“Before John Nance Garner became Franklin Roosevelt’s vice president, and before he declared the job “isn’t worth a pitcher of warm spit,” the cow-punching, whiskey-drinking, poker-dealing Texas congressman pushed a plan to grab even more clout for his already enormous state. Across his career, as a turn-of-the century Texas state legislator and in interviews given during his time in Congress and on the occasion of his 1932 ascension to Speaker of the House, “Cactus Jack” argued that Texas could, and should, split itself into five states.
“An area twice as large and rapidly becoming as populous as New England should have at least ten Senators,” Garner told The New York Times in April 1921, “and the only way we can get them is to make five States, not five small States, mind you, but five great States.” Thanks to the terms of Texas’ 1845 admission to the Union, he argued, the state could split anytime, without any action from Congress—a power no other state has.
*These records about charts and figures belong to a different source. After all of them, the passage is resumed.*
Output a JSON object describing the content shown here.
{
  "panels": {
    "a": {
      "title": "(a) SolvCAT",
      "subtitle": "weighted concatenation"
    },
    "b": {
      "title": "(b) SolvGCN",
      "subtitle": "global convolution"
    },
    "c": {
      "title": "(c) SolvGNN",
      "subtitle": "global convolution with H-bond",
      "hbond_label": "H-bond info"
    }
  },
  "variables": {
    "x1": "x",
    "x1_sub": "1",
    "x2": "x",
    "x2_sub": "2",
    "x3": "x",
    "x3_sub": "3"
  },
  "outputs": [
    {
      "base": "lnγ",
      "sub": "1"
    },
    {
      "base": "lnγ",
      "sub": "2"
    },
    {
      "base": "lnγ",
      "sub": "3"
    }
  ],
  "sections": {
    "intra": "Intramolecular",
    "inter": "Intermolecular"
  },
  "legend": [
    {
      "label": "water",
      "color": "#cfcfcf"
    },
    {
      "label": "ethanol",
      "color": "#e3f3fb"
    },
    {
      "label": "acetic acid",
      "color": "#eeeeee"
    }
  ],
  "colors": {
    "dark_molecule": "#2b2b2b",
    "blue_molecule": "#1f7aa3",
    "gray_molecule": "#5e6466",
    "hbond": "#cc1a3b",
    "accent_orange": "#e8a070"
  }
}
Garner’s idea went nowhere. But the congressman from Uvalde, in the Hill Country west of San Antonio, was carrying on a long West Texas tradition of trying to turn the Lone Star State into a constellation. Dividing Texas into many little Texases was seriously considered at the time Texas became a state and for decades afterward. The idea survives today as a quirk in American law, a remnant of Texas’ brief history as an independent nation. It’s also a peculiar part of Texas’ identity as a state so big, it could split itself up—even though it loves its own bigness too much to do it.